Adaptation to acute pulmonary hypertension in pigs

Abstract

The extent of right ventricular compensation compared to the left ventricle is restricted and varies among individuals, which makes it difficult to define. While establishing a model of acute pulmonary hypertension in pigs we observed two different kinds of compensation in our animals. Looking deeper into the hemodynamic data we tried to delineate why some animals could compensate and others could not. Pulmonary hypertension (mean pressure 45 mmHg) was induced gradually by infusion of a stable thromboxane A₂ analogue U46619 in a porcine model (n = 22). Hemodynamic data (pressure-volume loops, strain-analysis of echocardiographic data and coronary flow measurements) were evaluated retrospectively for the short-term right ventricular compensatory mechanisms and limits (Roehl et al. [2012] Acta Anaesthesiol. Scand., 56:449-58) 10 animals showed stable arterial blood pressures, whereas 12 pigs exhibited a significant drop of 16.4 ± 9.9 mmHg. Cardiac output and heart rate were comparable in both groups. In contrast, right ventricular contractility and coronary flow only rose in the stable group.

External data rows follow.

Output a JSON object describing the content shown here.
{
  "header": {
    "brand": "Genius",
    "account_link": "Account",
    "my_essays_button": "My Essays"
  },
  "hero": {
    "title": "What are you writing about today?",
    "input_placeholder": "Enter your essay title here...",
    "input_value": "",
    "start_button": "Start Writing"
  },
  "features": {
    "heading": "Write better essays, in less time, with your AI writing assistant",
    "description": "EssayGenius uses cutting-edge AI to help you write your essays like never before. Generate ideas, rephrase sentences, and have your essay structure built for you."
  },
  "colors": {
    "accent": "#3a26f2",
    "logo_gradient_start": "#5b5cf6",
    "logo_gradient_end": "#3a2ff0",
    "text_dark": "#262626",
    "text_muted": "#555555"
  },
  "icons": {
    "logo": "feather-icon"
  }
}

The unchanging values in the decrease group correlated with an increasing ST-segment depression and a loss of ventricular synchronism and resulted in a larger septum bulging to the right ventricle. Simultaneously, a reduced left-ventricular end-diastolic volume and a missing improvement in contractility in the posterior septal and inferior free wall of the left ventricle have been observed. Our findings suggest that right ventricular compensation during acute pulmonary hypertension is strongly dependent on the individual capability to increase coronary flow. The cause for inter-individual variability could be the dimension and reactivity of the coronary system.

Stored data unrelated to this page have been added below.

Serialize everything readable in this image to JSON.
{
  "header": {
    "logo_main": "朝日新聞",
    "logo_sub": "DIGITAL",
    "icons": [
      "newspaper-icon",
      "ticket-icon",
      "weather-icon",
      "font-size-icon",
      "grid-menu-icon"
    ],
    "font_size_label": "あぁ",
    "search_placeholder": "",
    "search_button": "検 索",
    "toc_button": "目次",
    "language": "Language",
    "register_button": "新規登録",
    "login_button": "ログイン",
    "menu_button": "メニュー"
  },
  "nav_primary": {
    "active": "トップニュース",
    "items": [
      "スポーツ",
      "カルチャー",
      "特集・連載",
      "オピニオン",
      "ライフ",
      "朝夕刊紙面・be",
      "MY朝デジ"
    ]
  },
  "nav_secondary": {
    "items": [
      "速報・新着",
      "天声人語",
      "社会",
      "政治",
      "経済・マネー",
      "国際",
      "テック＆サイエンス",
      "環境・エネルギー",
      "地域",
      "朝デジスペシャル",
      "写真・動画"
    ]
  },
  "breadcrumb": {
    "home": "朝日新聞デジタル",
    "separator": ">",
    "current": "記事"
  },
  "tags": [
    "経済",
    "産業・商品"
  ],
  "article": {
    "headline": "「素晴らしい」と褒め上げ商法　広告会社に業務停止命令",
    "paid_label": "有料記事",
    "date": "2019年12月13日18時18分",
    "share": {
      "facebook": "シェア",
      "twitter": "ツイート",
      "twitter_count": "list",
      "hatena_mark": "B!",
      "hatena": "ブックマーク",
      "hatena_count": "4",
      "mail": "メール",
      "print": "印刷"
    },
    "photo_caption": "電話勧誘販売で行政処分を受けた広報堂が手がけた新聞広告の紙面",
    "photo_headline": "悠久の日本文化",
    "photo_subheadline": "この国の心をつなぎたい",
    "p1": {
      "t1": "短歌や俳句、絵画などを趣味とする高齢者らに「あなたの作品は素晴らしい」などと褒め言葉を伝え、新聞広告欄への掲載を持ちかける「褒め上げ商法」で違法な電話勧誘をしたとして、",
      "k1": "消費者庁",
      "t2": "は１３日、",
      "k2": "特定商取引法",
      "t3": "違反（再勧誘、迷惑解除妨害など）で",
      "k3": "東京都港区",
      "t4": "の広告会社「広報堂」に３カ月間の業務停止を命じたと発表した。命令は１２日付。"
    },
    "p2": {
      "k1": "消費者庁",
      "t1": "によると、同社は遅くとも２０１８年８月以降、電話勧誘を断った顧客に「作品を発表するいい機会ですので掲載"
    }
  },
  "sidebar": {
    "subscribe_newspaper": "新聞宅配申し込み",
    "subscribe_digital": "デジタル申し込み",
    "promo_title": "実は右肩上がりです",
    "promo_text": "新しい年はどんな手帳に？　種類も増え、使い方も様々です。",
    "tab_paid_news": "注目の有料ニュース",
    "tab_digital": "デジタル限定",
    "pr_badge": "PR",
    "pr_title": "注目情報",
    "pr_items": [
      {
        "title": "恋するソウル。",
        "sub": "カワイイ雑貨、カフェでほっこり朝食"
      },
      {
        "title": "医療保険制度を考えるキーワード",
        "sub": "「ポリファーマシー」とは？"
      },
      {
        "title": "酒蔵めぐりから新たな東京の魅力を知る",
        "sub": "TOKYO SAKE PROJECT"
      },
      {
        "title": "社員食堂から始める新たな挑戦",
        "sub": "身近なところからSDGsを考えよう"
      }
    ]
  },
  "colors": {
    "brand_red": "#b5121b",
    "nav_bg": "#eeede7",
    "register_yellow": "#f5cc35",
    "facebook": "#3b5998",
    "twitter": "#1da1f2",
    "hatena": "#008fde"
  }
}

Keywords: Coronary circulation; myocardial contraction; physiological adaptation; pulmonary hypertension; right; swine; ventricular dysfunction.

Figure 1

Influence of rising mean pulmonary artery pressure (mPAP) in both the stable group (SG) (n = 10) and the decrease group (DG) (n = 12) on (A) mean arterial pressure (mAP), (B) heart rate (HR) and (C) cardiac output (CO). P‐values within the figures were derived from ANOVA. Symbols mark significant differences between groups at the mPAP level (*<0.05; †<0.01; ‡<0.001).

Figure 2

Changes in (A), (B) end‐diastolic volume (Ved) and (C), (D) time of isovolumetric relaxation (Tau) in the left (LV) as well as in the right ventricle (RV) due to acute pulmonary hypertension (rising mean arterial pressure (mAP)) in the two different groups. P‐values within the figures were derived from ANOVA. Symbols mark significant differences between groups at the mPAP level (*<0.05; †<0.01; ‡<0.001).

Figure 3

Interventricular synchronization with augmenting mean pulmonary artery pressure (mPAP) in the different groups. (A) The increasing integral of the difference between right and left ventricular pressure (∫RVP‐LVP) reflects a loss of synchronization. (B) Systolic and (C) diastolic asynchronism are pictured separately. P‐values within the figures were derived from ANOVA. Symbols mark significant differences between groups at the mPAP level (*<0.05; †<0.01; ‡<0.001).

Figure 4

Different reactions to rising mean pulmonary artery pressures (mPAP) in the stable (SG) and the decrease group (DG) in (A) left (LV‐Ees) and (B) right ventricular end‐systolic elastance (RV‐Ees) as markers for contractility, (C) ST height, (D) diastolic (dias RCA flow) and (E) systolic right coronary artery flow (sys RCA flow) and (F) O₂ extraction. P‐values within the figures were derived from ANOVA. Symbols mark significant differences between groups at the mPAP level (*<0.05; †<0.01; ‡<0.001).

Figure 5

Analysis of echocardiographic left ventricular data of 17 animals: the change in the radial strain rate (SrR) [1/second] in a short axis in separate segments during rest (mean pulmonary artery pressure (mPAP) 20–25 mmHg) is illustrated and compared to pulmonary artery hypertension (mPAP 40–45 mmHg). Significant differences (*P < 0.05) between the two groups (A) Stable group; (B) Decrease group) were seen in the posterior septal wall as well as the inferior and posterior left ventricular free wall.